In Summer of 2005, this game was ported to mobile phones as Duke Nukem Mobile 3D and enhanced to include a mode where the enemies are rendered as polygonal models.

In spring of 2007, the game was re-released for mobile phones again, under the title Duke Nukem Arena. It added a new survival mode and up to 4-player multiplayer Deathmatch.

In April 2020, a Nintendo DS development cartridge containing a port of Duke Nukem Mobile 3D called "Duke Nukem DS" was sold on eBay. A YouTube video containing in-game footage was uploaded by the user DScapades on May 3, 2020.

==Duke Nukem Mobile on mobile phones==
This is a scrolling shooter that was released on January 15, 2004, to play on Motorola T720, LGE VX4400, LGE VX4500, LGE VX6000 and Samsung SCH-A530, with original graphics. The game features 15 levels and its gameplay consists in killing all of the enemies until the end-level boss is reached. When the boss dies, it will drop a key card that will enable the access to the next level. Also, when Duke Nukem dies in the game, he screams the roar of the aliens from Duke Nukem 3D.

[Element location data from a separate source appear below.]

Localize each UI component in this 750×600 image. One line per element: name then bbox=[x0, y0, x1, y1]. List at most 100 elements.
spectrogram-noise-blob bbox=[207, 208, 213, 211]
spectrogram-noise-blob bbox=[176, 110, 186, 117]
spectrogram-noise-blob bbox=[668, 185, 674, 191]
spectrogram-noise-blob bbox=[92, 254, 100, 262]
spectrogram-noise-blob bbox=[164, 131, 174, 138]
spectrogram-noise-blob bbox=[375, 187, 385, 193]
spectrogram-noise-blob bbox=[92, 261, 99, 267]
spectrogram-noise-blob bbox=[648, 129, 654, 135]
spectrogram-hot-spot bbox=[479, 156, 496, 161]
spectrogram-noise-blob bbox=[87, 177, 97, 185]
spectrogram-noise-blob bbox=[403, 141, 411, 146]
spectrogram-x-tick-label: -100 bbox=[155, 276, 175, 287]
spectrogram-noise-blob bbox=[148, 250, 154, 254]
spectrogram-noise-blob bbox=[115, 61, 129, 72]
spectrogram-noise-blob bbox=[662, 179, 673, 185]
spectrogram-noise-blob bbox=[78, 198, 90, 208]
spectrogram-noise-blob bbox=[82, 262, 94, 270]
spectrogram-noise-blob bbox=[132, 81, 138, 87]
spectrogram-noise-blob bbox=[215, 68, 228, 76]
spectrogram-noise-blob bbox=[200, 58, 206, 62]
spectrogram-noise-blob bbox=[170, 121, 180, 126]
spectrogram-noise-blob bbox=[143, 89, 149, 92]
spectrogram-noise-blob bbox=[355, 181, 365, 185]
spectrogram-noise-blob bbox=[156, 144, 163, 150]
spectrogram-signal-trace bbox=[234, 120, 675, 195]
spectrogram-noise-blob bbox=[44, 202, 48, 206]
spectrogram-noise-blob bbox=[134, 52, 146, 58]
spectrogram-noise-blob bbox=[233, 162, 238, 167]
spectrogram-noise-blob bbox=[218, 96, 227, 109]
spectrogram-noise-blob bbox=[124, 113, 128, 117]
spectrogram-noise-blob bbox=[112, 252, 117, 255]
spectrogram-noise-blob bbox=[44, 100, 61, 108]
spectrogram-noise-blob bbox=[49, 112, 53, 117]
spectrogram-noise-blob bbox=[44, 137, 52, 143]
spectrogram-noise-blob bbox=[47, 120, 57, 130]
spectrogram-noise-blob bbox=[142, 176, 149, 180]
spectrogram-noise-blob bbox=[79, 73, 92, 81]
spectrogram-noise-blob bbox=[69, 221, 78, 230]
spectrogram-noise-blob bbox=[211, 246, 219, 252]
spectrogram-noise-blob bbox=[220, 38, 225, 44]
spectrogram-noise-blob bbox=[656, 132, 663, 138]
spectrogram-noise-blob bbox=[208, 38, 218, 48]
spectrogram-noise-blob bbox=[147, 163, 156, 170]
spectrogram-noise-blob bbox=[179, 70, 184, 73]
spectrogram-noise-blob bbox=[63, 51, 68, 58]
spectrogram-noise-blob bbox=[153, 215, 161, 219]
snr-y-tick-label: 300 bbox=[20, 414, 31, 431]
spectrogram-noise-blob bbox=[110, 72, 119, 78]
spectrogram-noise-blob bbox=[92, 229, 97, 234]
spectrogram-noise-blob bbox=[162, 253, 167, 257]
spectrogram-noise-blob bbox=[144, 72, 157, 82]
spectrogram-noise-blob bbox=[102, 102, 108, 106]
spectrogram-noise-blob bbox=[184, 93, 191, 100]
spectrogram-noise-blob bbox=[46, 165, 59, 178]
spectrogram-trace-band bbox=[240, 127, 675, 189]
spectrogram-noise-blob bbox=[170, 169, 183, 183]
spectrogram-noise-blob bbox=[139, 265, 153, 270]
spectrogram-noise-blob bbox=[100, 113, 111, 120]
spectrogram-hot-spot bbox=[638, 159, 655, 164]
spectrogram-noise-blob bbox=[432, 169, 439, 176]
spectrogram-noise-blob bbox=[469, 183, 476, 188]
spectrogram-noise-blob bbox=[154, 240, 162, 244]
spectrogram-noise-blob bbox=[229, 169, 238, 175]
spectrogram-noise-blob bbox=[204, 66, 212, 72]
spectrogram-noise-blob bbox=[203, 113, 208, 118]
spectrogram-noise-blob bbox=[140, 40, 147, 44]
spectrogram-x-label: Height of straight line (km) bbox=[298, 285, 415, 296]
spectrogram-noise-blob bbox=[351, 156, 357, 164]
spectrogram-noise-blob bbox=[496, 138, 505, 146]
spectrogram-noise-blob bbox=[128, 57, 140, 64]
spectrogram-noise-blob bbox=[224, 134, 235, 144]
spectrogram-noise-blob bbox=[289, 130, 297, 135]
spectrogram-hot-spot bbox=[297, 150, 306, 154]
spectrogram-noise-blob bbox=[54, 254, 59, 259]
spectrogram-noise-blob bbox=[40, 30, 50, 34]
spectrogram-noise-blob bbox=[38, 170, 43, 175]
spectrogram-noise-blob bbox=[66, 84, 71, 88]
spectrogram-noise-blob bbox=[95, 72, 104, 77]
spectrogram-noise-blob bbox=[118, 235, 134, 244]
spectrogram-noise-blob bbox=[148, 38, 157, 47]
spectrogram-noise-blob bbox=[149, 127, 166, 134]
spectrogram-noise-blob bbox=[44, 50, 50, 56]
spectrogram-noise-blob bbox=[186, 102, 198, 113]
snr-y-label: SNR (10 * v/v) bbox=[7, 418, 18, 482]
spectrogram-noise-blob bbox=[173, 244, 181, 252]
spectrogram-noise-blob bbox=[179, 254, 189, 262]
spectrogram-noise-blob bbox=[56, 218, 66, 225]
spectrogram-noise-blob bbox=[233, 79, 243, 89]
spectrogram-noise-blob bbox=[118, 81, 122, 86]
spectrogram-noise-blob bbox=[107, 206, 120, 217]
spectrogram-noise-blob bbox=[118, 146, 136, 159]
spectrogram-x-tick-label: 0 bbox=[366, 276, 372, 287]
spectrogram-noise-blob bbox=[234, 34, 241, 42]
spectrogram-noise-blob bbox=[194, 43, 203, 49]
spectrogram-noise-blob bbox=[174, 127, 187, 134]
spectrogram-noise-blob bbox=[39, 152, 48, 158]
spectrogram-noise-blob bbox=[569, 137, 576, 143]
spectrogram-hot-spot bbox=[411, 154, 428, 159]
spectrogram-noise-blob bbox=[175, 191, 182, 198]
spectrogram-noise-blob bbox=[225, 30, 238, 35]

==Duke Nukem Mobile II: Bikini Project==
In September 2005, a sequel called Duke Nukem Mobile II: Bikini Project was released for the same mobile phones. The game re-uses many sprites of its predecessor and takes place right after its end. The gameplay is the same, with new elements added such as the jetpack, the flamethrower, the pigcop jetcraft and multiple boss characters for some levels.